3. Michael van Gerwen (PDC Order of Merit: 1)

Der Titel bei den Players Championship Finals wäre in den vergangenen Jahren nur einer von so vielen für van Gerwen gewesen. Aber diesmal war alles anders. Dieser Titel war für van Gerwen ohne Zweifel einer der wichtigsten seiner Karriere.

Er musste direkt vor der WM unbedingt zeigen, dass er wieder (fast) der Alte ist. Er konnte es nicht länger hinnehmen, dass ein Peter Wright nur von Gerwyn Price als größtem Konkurrenten für die WM sprach. Was ein Affront!

Die Top 3 mit van Gerwen, Wright und Price stehen klar über dem Rest, auch bei den Jahresaverages stehen sie an der Spitze. Wright (99.12) vor van Gerwen (99.05) und Price (98.14). Wer hier nun im Ranking auf der Eins, Zwei oder Drei steht, ist also extrem knapp.

Aber auch wenn MvG eine Duftmarke gesetzt hat, ist die Situation nicht mehr so wie in den Jahren zuvor. Er hat den Nimbus des Dominators und fast Unbesiegbaren eindeutig verloren. Alleine die drei Niederlagen in Serie gegen Simon Whitlock mit zig vergebenen Matchdarts - das passiert einem MvG nicht!

Die Angst vor van Gerwen ist weg. Deshalb muss er sich hier mit Rang drei begnügen. Er würde kochen, wenn er davon hören würde ...

Elmar Paulke: "Es kann absolut sein, dass ihn der Sieg bei den Players Championship Finals richtig pushen wird für die WM. Dennoch ist die Situation eine andere geworden. Es ist brutal, wie schnell so ein Nimbus weg ist, nachdem es so lange gebraucht hat, um ihn aufzubauen. Alle lauern und sehen ihre Chance gegen van Gerwen. Es war ein extrem hartes Jahr für ihn. Jedes Mal, als ich gedacht habe, jetzt ist er wieder da, ist er doch wieder eingebrochen. Das war spannend zu beobachten. Aber mir gefällt es sehr, wie van Gerwen gekämpft hat. Er hätte auch sagen können: Ich habe sechs Jahre lang allen den Hintern versohlt, jetzt ist es eben mal anders. Aber so hat er nie gedacht. Er war immer bereit zu kämpfen. Und er ist viel demütiger in seinen Matches, als es der Bully Boy ist. Bei ihm habe ich oft das Gefühl, dass ihm die Demut fehlt, weil er immer einen 110er Average erwartet. So läuft es aber nicht im Darts. Bei van Gerwen ist das anders.

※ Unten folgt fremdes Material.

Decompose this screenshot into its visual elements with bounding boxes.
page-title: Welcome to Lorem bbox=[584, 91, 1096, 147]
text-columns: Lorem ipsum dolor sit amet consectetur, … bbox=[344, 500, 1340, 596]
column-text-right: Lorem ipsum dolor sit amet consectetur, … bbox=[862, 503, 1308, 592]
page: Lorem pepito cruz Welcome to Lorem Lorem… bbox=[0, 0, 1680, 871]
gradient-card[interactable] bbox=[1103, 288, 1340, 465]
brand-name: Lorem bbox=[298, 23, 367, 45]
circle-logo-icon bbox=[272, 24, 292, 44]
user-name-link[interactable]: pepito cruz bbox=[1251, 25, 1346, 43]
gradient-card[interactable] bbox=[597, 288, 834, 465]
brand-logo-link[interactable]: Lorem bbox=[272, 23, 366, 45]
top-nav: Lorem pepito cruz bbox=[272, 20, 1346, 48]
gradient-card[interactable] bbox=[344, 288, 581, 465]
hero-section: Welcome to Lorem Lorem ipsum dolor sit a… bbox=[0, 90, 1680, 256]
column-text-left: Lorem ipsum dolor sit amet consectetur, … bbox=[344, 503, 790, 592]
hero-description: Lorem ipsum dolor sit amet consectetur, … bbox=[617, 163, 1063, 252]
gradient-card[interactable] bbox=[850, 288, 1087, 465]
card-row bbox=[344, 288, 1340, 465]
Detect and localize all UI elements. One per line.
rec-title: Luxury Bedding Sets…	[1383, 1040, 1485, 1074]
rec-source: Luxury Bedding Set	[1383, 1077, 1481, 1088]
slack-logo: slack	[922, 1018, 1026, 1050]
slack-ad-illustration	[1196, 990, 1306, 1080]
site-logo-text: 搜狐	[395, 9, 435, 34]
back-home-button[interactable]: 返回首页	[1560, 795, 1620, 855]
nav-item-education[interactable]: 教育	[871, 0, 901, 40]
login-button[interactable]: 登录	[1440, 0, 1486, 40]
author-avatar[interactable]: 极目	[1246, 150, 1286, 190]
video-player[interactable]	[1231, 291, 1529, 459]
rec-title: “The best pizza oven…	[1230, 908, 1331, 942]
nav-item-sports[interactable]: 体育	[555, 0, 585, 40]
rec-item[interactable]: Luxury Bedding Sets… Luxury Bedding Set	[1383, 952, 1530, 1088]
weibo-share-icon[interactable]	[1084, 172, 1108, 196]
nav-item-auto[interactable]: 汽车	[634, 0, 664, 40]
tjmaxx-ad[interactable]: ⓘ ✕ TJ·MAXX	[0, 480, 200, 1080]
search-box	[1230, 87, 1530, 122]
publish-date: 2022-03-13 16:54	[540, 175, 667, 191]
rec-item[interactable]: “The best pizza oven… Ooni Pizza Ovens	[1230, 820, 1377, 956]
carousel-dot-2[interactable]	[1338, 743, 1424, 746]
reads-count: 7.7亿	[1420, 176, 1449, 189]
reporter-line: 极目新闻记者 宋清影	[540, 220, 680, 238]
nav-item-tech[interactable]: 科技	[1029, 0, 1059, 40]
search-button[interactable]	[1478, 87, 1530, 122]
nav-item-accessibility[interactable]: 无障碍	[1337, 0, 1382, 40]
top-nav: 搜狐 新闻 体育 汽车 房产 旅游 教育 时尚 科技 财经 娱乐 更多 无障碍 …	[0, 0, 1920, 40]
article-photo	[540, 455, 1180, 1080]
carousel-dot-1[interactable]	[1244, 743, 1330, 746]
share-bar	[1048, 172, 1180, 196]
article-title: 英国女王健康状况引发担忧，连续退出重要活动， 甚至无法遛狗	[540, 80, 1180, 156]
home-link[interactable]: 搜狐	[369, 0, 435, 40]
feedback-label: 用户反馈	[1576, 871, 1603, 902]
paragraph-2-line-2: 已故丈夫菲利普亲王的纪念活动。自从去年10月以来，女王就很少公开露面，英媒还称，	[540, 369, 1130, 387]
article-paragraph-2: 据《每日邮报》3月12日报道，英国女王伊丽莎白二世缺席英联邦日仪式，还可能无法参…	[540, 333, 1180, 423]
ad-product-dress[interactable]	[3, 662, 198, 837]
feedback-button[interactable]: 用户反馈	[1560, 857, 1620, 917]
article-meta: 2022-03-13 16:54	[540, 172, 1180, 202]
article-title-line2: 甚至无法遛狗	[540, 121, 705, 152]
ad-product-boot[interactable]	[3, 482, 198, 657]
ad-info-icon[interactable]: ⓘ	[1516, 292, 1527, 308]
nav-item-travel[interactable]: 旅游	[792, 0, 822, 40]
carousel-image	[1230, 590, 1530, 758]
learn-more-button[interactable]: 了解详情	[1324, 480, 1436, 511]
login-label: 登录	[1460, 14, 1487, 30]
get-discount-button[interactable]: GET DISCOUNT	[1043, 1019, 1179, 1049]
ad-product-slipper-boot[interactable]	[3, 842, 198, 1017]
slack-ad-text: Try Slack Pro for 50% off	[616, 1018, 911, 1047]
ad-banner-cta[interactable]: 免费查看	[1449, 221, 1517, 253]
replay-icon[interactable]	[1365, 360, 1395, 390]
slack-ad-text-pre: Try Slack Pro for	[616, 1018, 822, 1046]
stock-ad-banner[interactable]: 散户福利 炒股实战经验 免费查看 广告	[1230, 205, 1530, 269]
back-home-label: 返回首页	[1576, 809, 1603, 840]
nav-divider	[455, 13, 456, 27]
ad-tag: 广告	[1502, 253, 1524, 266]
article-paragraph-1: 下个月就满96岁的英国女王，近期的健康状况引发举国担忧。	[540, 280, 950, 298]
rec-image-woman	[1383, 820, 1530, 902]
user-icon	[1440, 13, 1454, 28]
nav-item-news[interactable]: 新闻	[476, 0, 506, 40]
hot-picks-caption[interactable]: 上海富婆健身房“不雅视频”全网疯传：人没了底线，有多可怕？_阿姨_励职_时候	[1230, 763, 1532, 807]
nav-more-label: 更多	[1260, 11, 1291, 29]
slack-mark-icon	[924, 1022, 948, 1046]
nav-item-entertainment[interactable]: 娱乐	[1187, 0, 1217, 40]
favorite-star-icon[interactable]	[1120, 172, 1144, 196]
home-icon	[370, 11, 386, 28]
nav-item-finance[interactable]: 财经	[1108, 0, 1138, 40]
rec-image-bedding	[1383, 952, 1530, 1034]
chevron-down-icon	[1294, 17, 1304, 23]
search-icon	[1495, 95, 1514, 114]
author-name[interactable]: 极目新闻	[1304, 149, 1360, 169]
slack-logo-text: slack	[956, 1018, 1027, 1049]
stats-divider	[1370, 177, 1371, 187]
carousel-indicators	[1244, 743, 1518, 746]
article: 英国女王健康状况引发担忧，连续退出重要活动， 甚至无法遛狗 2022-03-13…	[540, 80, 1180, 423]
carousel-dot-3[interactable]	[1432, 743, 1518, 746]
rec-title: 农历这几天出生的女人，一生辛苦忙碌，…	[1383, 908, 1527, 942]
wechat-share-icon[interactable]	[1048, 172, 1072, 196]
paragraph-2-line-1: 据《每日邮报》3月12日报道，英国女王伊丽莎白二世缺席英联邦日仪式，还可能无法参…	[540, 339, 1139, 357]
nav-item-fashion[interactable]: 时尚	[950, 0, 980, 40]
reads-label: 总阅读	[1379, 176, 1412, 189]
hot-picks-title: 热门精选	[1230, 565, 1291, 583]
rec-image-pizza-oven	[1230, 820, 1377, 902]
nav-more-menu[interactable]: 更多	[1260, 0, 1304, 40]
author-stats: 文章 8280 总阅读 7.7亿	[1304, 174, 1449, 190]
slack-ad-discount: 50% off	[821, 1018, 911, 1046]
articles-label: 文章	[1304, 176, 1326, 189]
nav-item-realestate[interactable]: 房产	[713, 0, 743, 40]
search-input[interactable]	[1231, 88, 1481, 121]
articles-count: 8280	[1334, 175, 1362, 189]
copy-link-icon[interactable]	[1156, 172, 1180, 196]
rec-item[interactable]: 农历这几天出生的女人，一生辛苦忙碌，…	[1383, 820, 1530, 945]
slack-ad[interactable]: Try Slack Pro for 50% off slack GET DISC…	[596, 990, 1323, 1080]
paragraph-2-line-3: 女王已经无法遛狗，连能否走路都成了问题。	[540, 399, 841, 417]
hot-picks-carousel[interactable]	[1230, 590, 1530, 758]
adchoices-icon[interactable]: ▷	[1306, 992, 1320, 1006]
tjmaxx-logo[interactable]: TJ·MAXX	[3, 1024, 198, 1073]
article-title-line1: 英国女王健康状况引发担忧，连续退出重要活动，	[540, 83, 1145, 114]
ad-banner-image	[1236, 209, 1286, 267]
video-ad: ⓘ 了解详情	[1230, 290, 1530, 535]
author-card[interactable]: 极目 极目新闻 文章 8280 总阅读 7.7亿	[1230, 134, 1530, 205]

Er hat die Demut, um auch damit umzugehen, dass es nicht so gut läuft. Die WM wird vor allem deshalb wichtig, weil er auf keinen Fall die Position als Nummer eins verlieren will. Dieser Druck lastet auf ihm. Für andere wäre das nicht so wichtig, aber für van Gerwen bedeutet es extrem viel, der Beste zu sein im Ranking. Das braucht er auch für sein Spiel. Wäre das plötzlich nicht mehr so, würde das sehr an seinem Selbstverständnis nagen."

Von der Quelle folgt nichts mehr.